FAITS

Pour financer les besoins de son activité de restauration et de sandwicherie une société sollicite un crédit sous forme de location financière avec la société LOCAM et portant sur du matériel fourni par une autre société moyennant soixante loyers mensuels.

Quelques mois après la signature dudit contrat la société est en défaut de paiement et la société LOCAM visant la clause résolutoire assigne ladite société en paiement.

Cette dernière se défend en prétendant que la clause résolutoire est déséquilibrée et qu’en application de l’article 1171 du code civil elle ne peut trouver à s’appliquer.

Elle est suivie par la cour d’appel de Lyon.

La société LOCAM se pourvoit en cassation sur ce point précis du champ d’application de l’article 1171 précité.

POSITION DE LA COUR DE CASSATION

«Selon l'article 1171 du code civil, dans sa rédaction issue de l'ordonnance du 10 février 2016, dans un contrat d'adhésion, toute clause qui crée un déséquilibre significatif entre les droits et obligations des parties au contrat est réputée non écrite.
Il ressort des travaux parlementaires de la loi du 20 avril 2018 ratifiant ladite ordonnance, que l'intention du législateur était que l'article 1171 du code civil, qui régit le droit commun des contrats, sanctionne les clauses abusives dans les contrats ne relevant pas des dispositions spéciales des articles L. 442-6 du code de commerce et L. 212-1 du code de la consommation.
L'article 1171 du code civil, interprété à la lumière de ces travaux, s'applique donc aux contrats, même conclus entre producteurs, commerçants, industriels ou personnes immatriculées au répertoire des métiers, lorsqu'ils ne relèvent pas de l'article L. 442-6, I, 2° du code de commerce, dans sa rédaction antérieure à celle issue de l'ordonnance du 24 avril 2019, applicable en la cause, tels que les contrats de location financière conclus par les établissements de crédit et sociétés de financement, lesquels, pour leurs opérations de banque et leurs opérations connexes définies à l'article L. 311-2 du code monétaire au financier, ne sont pas soumis aux textes du code de commerce relatifs aux pratiques restrictives de concurrence (Com. 15 janv. 2020, n° 18-10.512).
Le moyen, pris en sa première branche, qui postule le contraire, n'est donc pas fondé.»
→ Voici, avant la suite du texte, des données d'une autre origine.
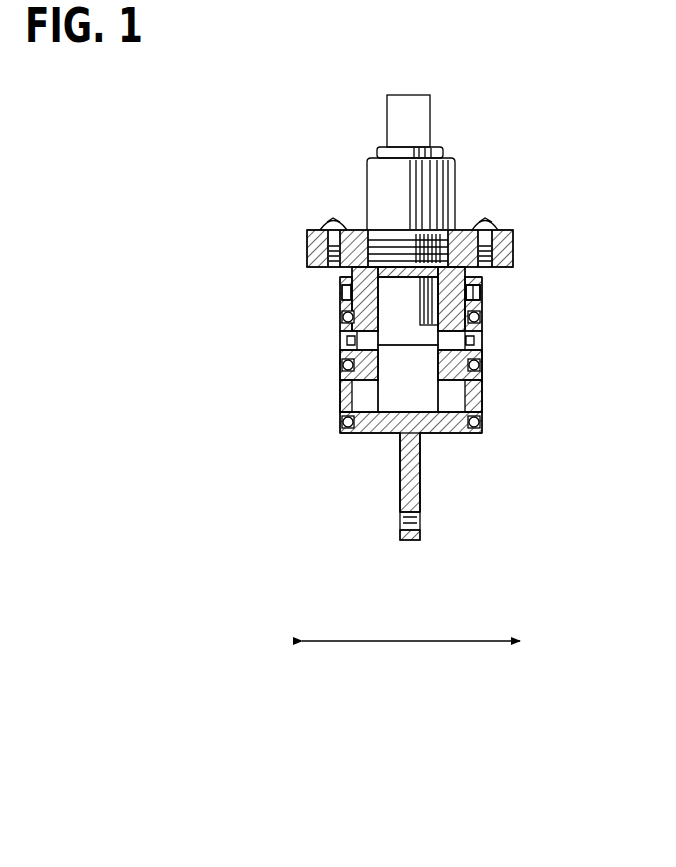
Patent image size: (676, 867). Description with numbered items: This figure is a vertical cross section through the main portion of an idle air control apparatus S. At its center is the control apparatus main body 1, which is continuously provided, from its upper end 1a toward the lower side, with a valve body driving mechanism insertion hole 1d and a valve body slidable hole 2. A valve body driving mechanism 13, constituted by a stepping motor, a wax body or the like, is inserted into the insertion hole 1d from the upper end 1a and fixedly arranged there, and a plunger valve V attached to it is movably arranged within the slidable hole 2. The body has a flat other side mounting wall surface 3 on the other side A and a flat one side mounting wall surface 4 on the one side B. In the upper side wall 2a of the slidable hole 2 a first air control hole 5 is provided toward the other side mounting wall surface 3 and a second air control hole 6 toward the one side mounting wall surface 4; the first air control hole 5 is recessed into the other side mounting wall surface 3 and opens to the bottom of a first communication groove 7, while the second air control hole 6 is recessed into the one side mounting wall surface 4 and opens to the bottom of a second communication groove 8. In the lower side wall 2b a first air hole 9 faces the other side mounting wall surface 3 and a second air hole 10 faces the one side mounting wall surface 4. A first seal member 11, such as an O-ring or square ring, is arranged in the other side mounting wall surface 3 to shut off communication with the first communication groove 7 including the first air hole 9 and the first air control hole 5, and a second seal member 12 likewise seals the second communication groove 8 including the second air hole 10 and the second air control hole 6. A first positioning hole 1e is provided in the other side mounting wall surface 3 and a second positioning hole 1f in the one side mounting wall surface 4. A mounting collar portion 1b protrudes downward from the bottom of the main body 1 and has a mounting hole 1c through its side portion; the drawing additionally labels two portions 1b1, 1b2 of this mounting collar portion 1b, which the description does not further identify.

The idle air control apparatus S is at (366, 27).
The valve body driving mechanism 13 is at (441, 152).
The control apparatus main body 1 is at (466, 437).
The upper end 1a is at (513, 240).
The mounting collar portion 1b is at (408, 542).
The stem first portion 1b1 is at (400, 488).
The stem second portion 1b2 is at (420, 488).
The mounting hole 1c is at (420, 525).
The valve body driving mechanism insertion hole 1d is at (358, 233).
The first positioning hole 1e is at (338, 292).
The second positioning hole 1f is at (480, 288).
The plunger valve V is at (482, 303).
The valve body slidable hole 2 is at (358, 435).
The upper side wall 2a is at (384, 343).
The lower side wall 2b is at (384, 394).
The other side mounting wall surface 3 is at (335, 431).
The one side mounting wall surface 4 is at (482, 435).
The first air control hole 5 is at (340, 345).
The second air control hole 6 is at (480, 343).
The first communication groove 7 is at (340, 337).
The second communication groove 8 is at (480, 337).
The first air hole 9 is at (340, 392).
The second air hole 10 is at (470, 393).
The first seal member 11 is at (340, 423).
The second seal member 12 is at (480, 427).
The other side A is at (340, 644).
The one side B is at (479, 644).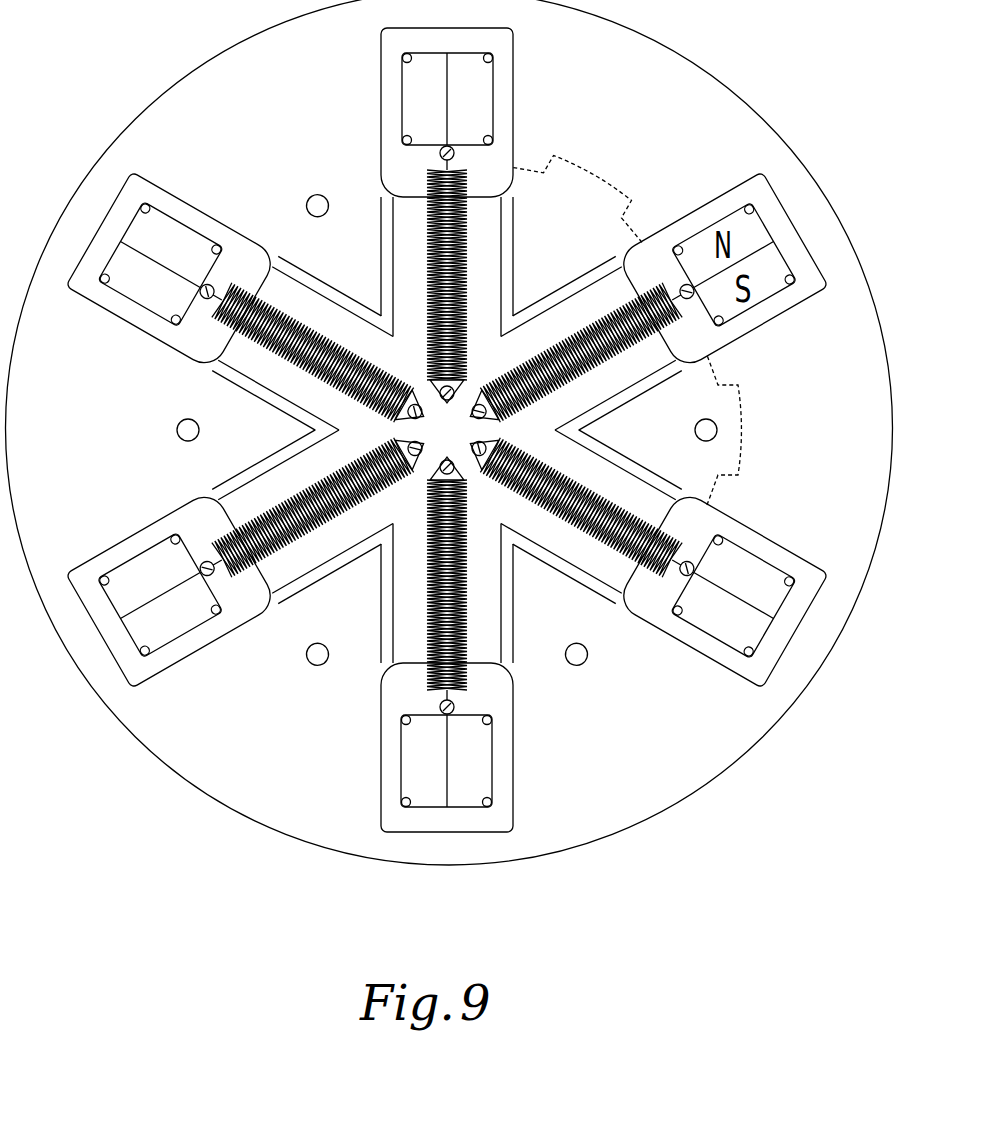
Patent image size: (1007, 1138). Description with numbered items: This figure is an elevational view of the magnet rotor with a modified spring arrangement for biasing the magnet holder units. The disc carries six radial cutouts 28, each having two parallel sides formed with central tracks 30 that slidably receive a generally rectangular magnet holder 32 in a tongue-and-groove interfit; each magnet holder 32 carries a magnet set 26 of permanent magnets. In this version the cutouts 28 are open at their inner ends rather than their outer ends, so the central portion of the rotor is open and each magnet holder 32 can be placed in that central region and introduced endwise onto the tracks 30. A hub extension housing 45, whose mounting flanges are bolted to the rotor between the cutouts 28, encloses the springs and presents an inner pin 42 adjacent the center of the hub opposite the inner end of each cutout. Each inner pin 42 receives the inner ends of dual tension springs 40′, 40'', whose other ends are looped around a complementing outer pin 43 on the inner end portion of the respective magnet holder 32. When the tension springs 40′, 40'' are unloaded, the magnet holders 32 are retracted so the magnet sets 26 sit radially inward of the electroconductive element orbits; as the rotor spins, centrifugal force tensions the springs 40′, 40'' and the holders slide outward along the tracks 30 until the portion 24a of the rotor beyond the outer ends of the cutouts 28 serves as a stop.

MISE EN PERSPECTIVE DE LA DECISION

C’est le champ d’application de l’article 1171 qui retient notre attention car la société LOCAM avait également mis dans le débat que la clause résolutoire dans ce type de contrat ne peut prévoir une équivalence au profit du locataire compte tenu de sa nature. C’est d’ailleurs ce que confirme la haute cour en jugeant :

«Pour dire que l'article 12 des conditions générales du contrat est réputé non écrit, l'arrêt retient que la clause réserve à la seule société Locam la faculté de se prévaloir d'une résiliation de plein droit qu'aucune autre stipulation n'ouvre à la société Green Day.
En statuant ainsi, alors que le défaut de réciprocité de la clause résolutoire de plein droit pour inexécution du contrat prévue à l'article 12, a) des conditions générales se justifie par la nature des obligations auxquelles sont respectivement tenues les parties, la cour d'appel a violé le texte susvisé…. »

Sur le champ d’application la chose est désormais entendue ; seules les dispositions des articles L 442-6 du code de commerce et L 212-1 du code de la consommation excluent celles de l’article 1171 précité.

C’est par une analyse des travaux parlementaires que la haute cour motive sa position.

Attention donc aux praticiens a invoquer le bon fondement 1171 ou L 442-6 ou L 212-1.

Bien évidemment il doit s’agir d’un contrat d’adhésion au sens de l’article 1110 du code civil. «Le contrat de gré à gré est celui dont les stipulations sont négociables entre les parties. Le contrat d'adhésion est celui qui comporte un ensemble de clauses non négociables, déterminées à l'avance par l'une des parties.» C’est bien le cas des contrats de location financière.

Loïc Belleil, directeur de la recherche juridique de Case Law Analytics

Source : Cass. chambre commerciale, 26 janvier 2022, pourvoi n°20-16782, publie au bulletin. L'essentiel du droit bancaire n°3, mars 2022, page 7.